Des jours et des jours qu’ils attendaient ce moment : celui où ils pourraient enfin retrouver le nord de Gaza. Les images aériennes de la foule, compacte, sur une route qui manque de s’effondrer donnent l’impression d’une longue colonne humaine qui s’étend à perte de vue. D’un côté, la mer Méditerranée ; de l’autre, un paysage de bâtiments détruits, de terrains rasés au bulldozer. Des combattants du Hamas, perchés sur des morceaux de béton, supervisent parfois des portions de la route, armes automatiques en bandoulière : une manière pour le mouvement islamiste de montrer qu’il conserve encore une partie du pouvoir dans la bande de Gaza, malgré les promesses israéliennes de l’éradiquer.

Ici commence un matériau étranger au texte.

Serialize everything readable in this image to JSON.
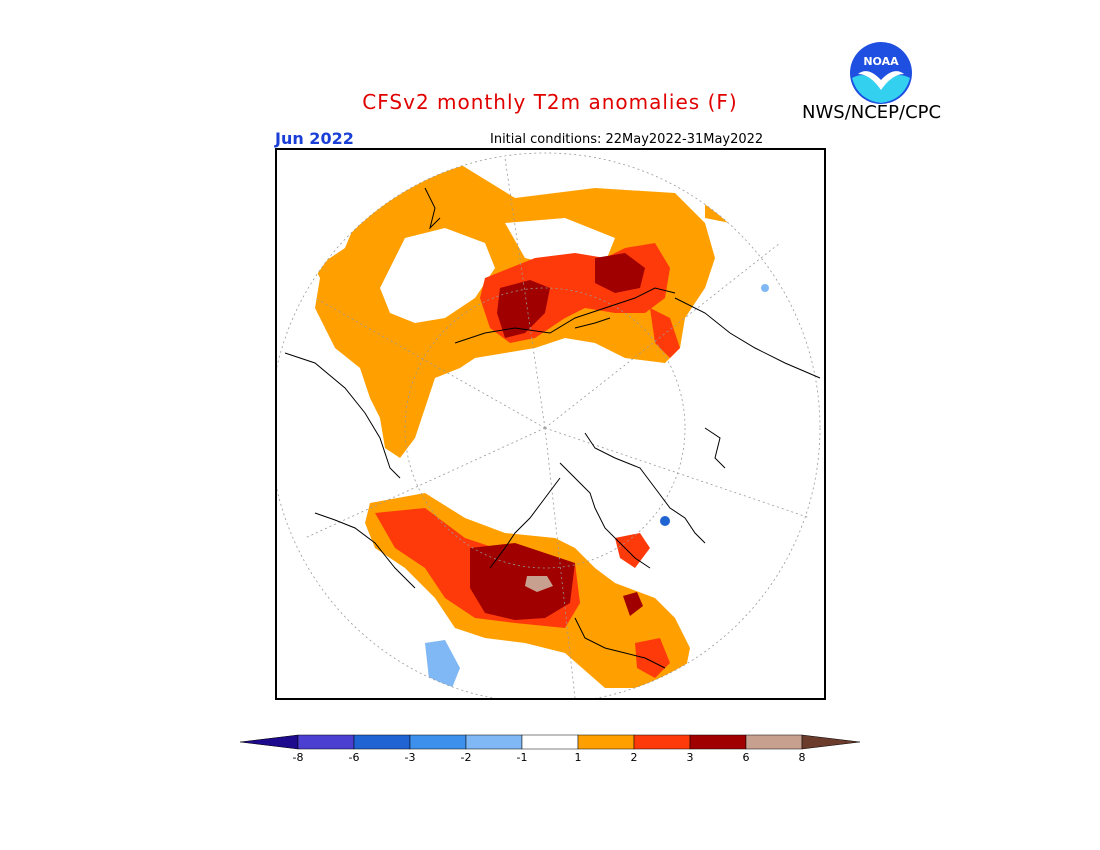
{
  "header": {
    "title": "CFSv2 monthly T2m anomalies (F)",
    "credit": "NWS/NCEP/CPC",
    "month": "Jun 2022",
    "initial_conditions": "Initial conditions: 22May2022-31May2022"
  },
  "logo": {
    "text": "NOAA",
    "icon": "noaa-logo"
  },
  "map": {
    "projection": "north-polar-stereographic",
    "variable": "2m temperature anomaly",
    "units": "F"
  },
  "colorbar": {
    "tick_labels": [
      "-8",
      "-6",
      "-3",
      "-2",
      "-1",
      "1",
      "2",
      "3",
      "6",
      "8"
    ],
    "bins": [
      {
        "range": "< -8",
        "color": "#1e0a8c"
      },
      {
        "range": "-8 to -6",
        "color": "#4a3fd0"
      },
      {
        "range": "-6 to -3",
        "color": "#1f64d2"
      },
      {
        "range": "-3 to -2",
        "color": "#3d91ec"
      },
      {
        "range": "-2 to -1",
        "color": "#7fb8f4"
      },
      {
        "range": "-1 to 1",
        "color": "#ffffff"
      },
      {
        "range": "1 to 2",
        "color": "#ffa000"
      },
      {
        "range": "2 to 3",
        "color": "#ff3a0a"
      },
      {
        "range": "3 to 6",
        "color": "#a00000"
      },
      {
        "range": "6 to 8",
        "color": "#c8a090"
      },
      {
        "range": "> 8",
        "color": "#6b3c2c"
      }
    ]
  }
}
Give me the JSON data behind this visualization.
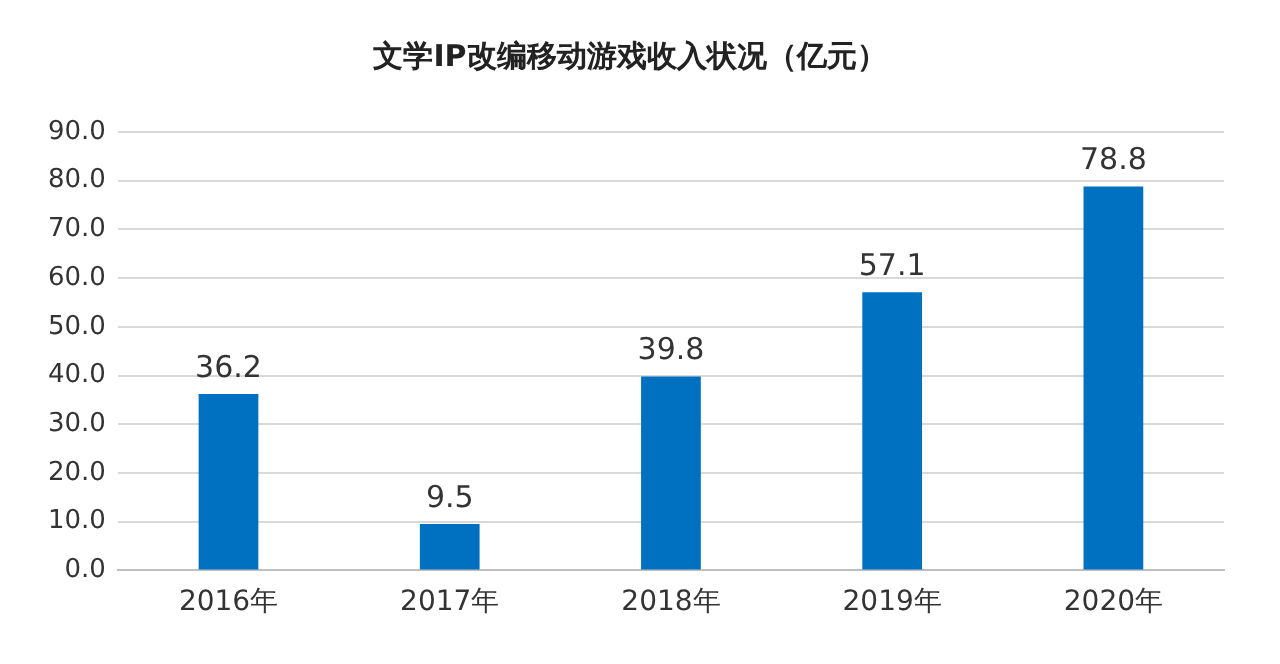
{
  "chart_data": {
    "type": "bar",
    "title": "文学IP改编移动游戏收入状况（亿元）",
    "categories": [
      "2016年",
      "2017年",
      "2018年",
      "2019年",
      "2020年"
    ],
    "values": [
      36.2,
      9.5,
      39.8,
      57.1,
      78.8
    ],
    "color": "#0070c0",
    "ylim": [
      0,
      90
    ],
    "yticks": [
      {
        "value": 0,
        "label": "0.0"
      },
      {
        "value": 10,
        "label": "10.0"
      },
      {
        "value": 20,
        "label": "20.0"
      },
      {
        "value": 30,
        "label": "30.0"
      },
      {
        "value": 40,
        "label": "40.0"
      },
      {
        "value": 50,
        "label": "50.0"
      },
      {
        "value": 60,
        "label": "60.0"
      },
      {
        "value": 70,
        "label": "70.0"
      },
      {
        "value": 80,
        "label": "80.0"
      },
      {
        "value": 90,
        "label": "90.0"
      }
    ],
    "grid": "y",
    "data_labels": true,
    "legend": false
  }
}
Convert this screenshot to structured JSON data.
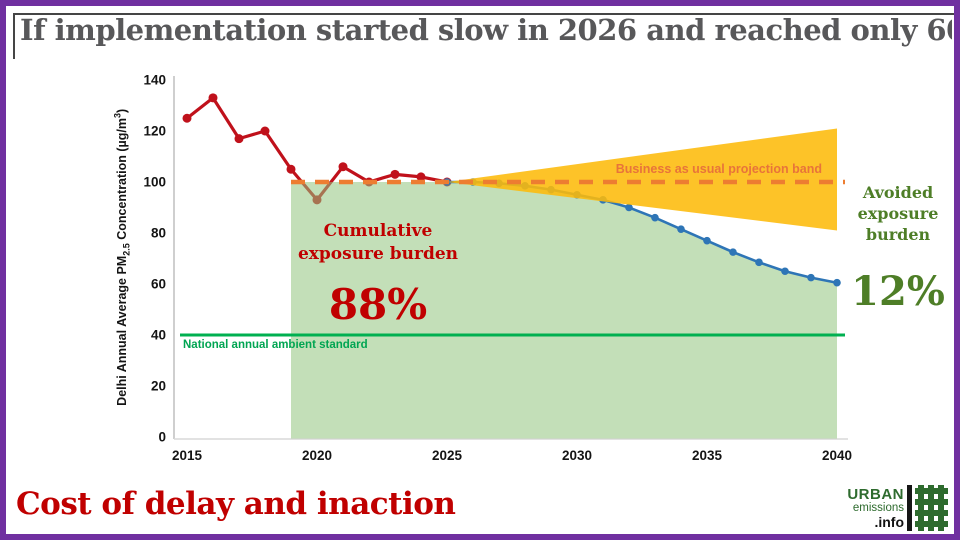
{
  "header": {
    "title": "If implementation started slow in 2026 and reached only 60"
  },
  "footer": {
    "caption": "Cost of delay and inaction",
    "logo": {
      "line1": "URBAN",
      "line2": "emissions",
      "line3": ".info",
      "icon": "hash-grid-icon"
    }
  },
  "chart_data": {
    "type": "line",
    "title": "If implementation started slow in 2026 and reached only 60",
    "ylabel_parts": {
      "p1": "Delhi Annual Average PM",
      "sub": "2.5",
      "p2": " Concentration (µg/m",
      "sup": "3",
      "p3": ")"
    },
    "xlim": [
      2015,
      2040
    ],
    "ylim": [
      0,
      140
    ],
    "x_ticks": [
      2015,
      2020,
      2025,
      2030,
      2035,
      2040
    ],
    "y_ticks": [
      0,
      20,
      40,
      60,
      80,
      100,
      120,
      140
    ],
    "grid": false,
    "legend": false,
    "series": [
      {
        "name": "historical-observed",
        "color": "#c0111b",
        "x": [
          2015,
          2016,
          2017,
          2018,
          2019,
          2020,
          2021,
          2022,
          2023,
          2024,
          2025
        ],
        "values": [
          125,
          133,
          117,
          120,
          105,
          93,
          106,
          100,
          103,
          102,
          100
        ]
      },
      {
        "name": "delayed-implementation-scenario",
        "color": "#2e75b6",
        "x": [
          2025,
          2026,
          2027,
          2028,
          2029,
          2030,
          2031,
          2032,
          2033,
          2034,
          2035,
          2036,
          2037,
          2038,
          2039,
          2040
        ],
        "values": [
          100,
          100,
          99.5,
          98.5,
          97,
          95,
          93,
          90,
          86,
          81.5,
          77,
          72.5,
          68.5,
          65,
          62.5,
          60.5
        ]
      }
    ],
    "bau_band": {
      "label": "Business as usual projection band",
      "fill": "#fdbb0a",
      "apex_x": 2025,
      "apex_value": 100,
      "end_x": 2040,
      "end_top": 121,
      "end_bottom": 81,
      "dashed_line_value": 100,
      "dashed_color": "#ed7d31",
      "label_color": "#e8743a"
    },
    "standard_line": {
      "label": "National annual ambient standard",
      "value": 40,
      "color": "#00b050"
    },
    "green_area": {
      "x_start": 2019,
      "x_end": 2040,
      "top_value": 100,
      "fill_rgba": "rgba(146,196,125,0.55)"
    },
    "annotations": {
      "cumulative": {
        "label": "Cumulative exposure burden",
        "value": "88%",
        "color": "#c00000"
      },
      "avoided": {
        "label": "Avoided exposure burden",
        "value": "12%",
        "color": "#4e7e27"
      }
    }
  }
}
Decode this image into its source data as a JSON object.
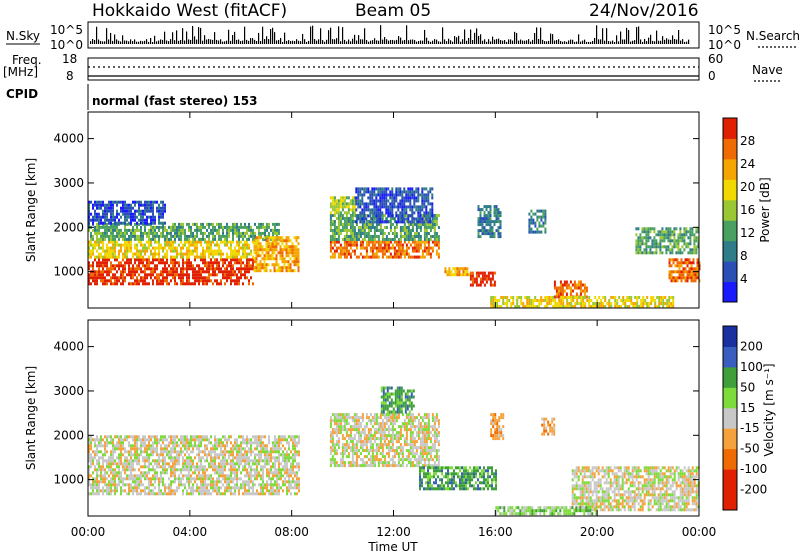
{
  "header": {
    "station": "Hokkaido West (fitACF)",
    "beam": "Beam 05",
    "date": "24/Nov/2016"
  },
  "aux": {
    "nsky_label": "N.Sky",
    "nsky_ticks": [
      "10^5",
      "10^0"
    ],
    "nsearch_label": "N.Search",
    "nsearch_ticks": [
      "10^5",
      "10^0"
    ],
    "freq_label": "Freq.",
    "freq_unit": "[MHz]",
    "freq_ticks": [
      "18",
      "8"
    ],
    "nave_label": "Nave",
    "nave_ticks": [
      "60",
      "0"
    ],
    "cpid_label": "CPID",
    "cpid_value": "normal (fast stereo) 153"
  },
  "chart_data": [
    {
      "type": "heatmap",
      "name": "power-panel",
      "ylabel": "Slant Range [km]",
      "xlabel": "",
      "ylim": [
        180,
        4600
      ],
      "yticks": [
        1000,
        2000,
        3000,
        4000
      ],
      "xticks": [
        "00:00",
        "04:00",
        "08:00",
        "12:00",
        "16:00",
        "20:00",
        "00:00"
      ],
      "colorbar": {
        "label": "Power [dB]",
        "ticks": [
          "4",
          "8",
          "12",
          "16",
          "20",
          "24",
          "28"
        ],
        "colors": [
          "#1a1aff",
          "#2a50b8",
          "#2f7d88",
          "#4aa060",
          "#9bc832",
          "#f0d800",
          "#f5a500",
          "#ef6a00",
          "#e02000"
        ]
      },
      "echo_regions": [
        {
          "t0": 0.0,
          "t1": 6.5,
          "r0": 700,
          "r1": 1300,
          "level": 8
        },
        {
          "t0": 0.0,
          "t1": 6.5,
          "r0": 1300,
          "r1": 1700,
          "level": 5
        },
        {
          "t0": 0.0,
          "t1": 7.5,
          "r0": 1700,
          "r1": 2100,
          "level": 3
        },
        {
          "t0": 0.0,
          "t1": 3.0,
          "r0": 2100,
          "r1": 2600,
          "level": 1
        },
        {
          "t0": 6.5,
          "t1": 8.3,
          "r0": 1000,
          "r1": 1800,
          "level": 6
        },
        {
          "t0": 9.5,
          "t1": 13.8,
          "r0": 1300,
          "r1": 1700,
          "level": 7
        },
        {
          "t0": 9.5,
          "t1": 13.8,
          "r0": 1700,
          "r1": 2300,
          "level": 3
        },
        {
          "t0": 9.5,
          "t1": 10.5,
          "r0": 2300,
          "r1": 2700,
          "level": 4
        },
        {
          "t0": 10.5,
          "t1": 13.5,
          "r0": 2100,
          "r1": 2900,
          "level": 1
        },
        {
          "t0": 14.0,
          "t1": 15.0,
          "r0": 900,
          "r1": 1100,
          "level": 6
        },
        {
          "t0": 15.0,
          "t1": 16.0,
          "r0": 700,
          "r1": 1000,
          "level": 8
        },
        {
          "t0": 15.3,
          "t1": 16.2,
          "r0": 1800,
          "r1": 2500,
          "level": 2
        },
        {
          "t0": 17.3,
          "t1": 18.0,
          "r0": 1900,
          "r1": 2400,
          "level": 2
        },
        {
          "t0": 18.3,
          "t1": 19.6,
          "r0": 400,
          "r1": 800,
          "level": 7
        },
        {
          "t0": 15.8,
          "t1": 23.0,
          "r0": 200,
          "r1": 450,
          "level": 5
        },
        {
          "t0": 21.5,
          "t1": 24.0,
          "r0": 1400,
          "r1": 2000,
          "level": 3
        },
        {
          "t0": 22.8,
          "t1": 24.0,
          "r0": 800,
          "r1": 1300,
          "level": 7
        }
      ]
    },
    {
      "type": "heatmap",
      "name": "velocity-panel",
      "ylabel": "Slant Range [km]",
      "xlabel": "Time UT",
      "ylim": [
        180,
        4600
      ],
      "yticks": [
        1000,
        2000,
        3000,
        4000
      ],
      "xticks": [
        "00:00",
        "04:00",
        "08:00",
        "12:00",
        "16:00",
        "20:00",
        "00:00"
      ],
      "colorbar": {
        "label": "Velocity [m s⁻¹]",
        "ticks": [
          "200",
          "100",
          "50",
          "15",
          "-15",
          "-50",
          "-100",
          "-200"
        ],
        "colors": [
          "#1a2fa0",
          "#3a5ec0",
          "#3f9f3a",
          "#7ddc3a",
          "#c8c8c8",
          "#f5a23c",
          "#ef6a00",
          "#e02000",
          "#e02000"
        ]
      },
      "echo_regions": [
        {
          "t0": 0.0,
          "t1": 8.3,
          "r0": 700,
          "r1": 2000,
          "level": 4
        },
        {
          "t0": 9.5,
          "t1": 13.8,
          "r0": 1300,
          "r1": 2500,
          "level": 4
        },
        {
          "t0": 11.5,
          "t1": 12.8,
          "r0": 2500,
          "r1": 3100,
          "level": 6
        },
        {
          "t0": 13.0,
          "t1": 16.0,
          "r0": 800,
          "r1": 1300,
          "level": 6
        },
        {
          "t0": 15.8,
          "t1": 16.3,
          "r0": 1900,
          "r1": 2500,
          "level": 3
        },
        {
          "t0": 17.8,
          "t1": 18.3,
          "r0": 2000,
          "r1": 2400,
          "level": 3
        },
        {
          "t0": 19.0,
          "t1": 24.0,
          "r0": 300,
          "r1": 1300,
          "level": 4
        },
        {
          "t0": 16.0,
          "t1": 20.0,
          "r0": 200,
          "r1": 400,
          "level": 5
        }
      ]
    }
  ]
}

Pour la première fois, j’ai revu de l’espoir dans les yeux des gens ! 

M. Eyad

Ce voyage vers le nord est interminable. Beaucoup de Palestiniens marchent depuis des heures, avec sur le dos des matelas, des sacs ou ce qu’ils ont pu sauver. Certaines femmes portent un enfant dans les bras, un autre installé dans une poussette. D’autres aident des personnes âgées ou des blessés sur des fauteuils roulants. Parfois, ce sont des voitures à la carrosserie à moitié défoncée qui tentent de se frayer un chemin. Au milieu de cette marée humaine, un jeune homme serre son chat contre lui. Et sur les visages, la joie se fait sentir.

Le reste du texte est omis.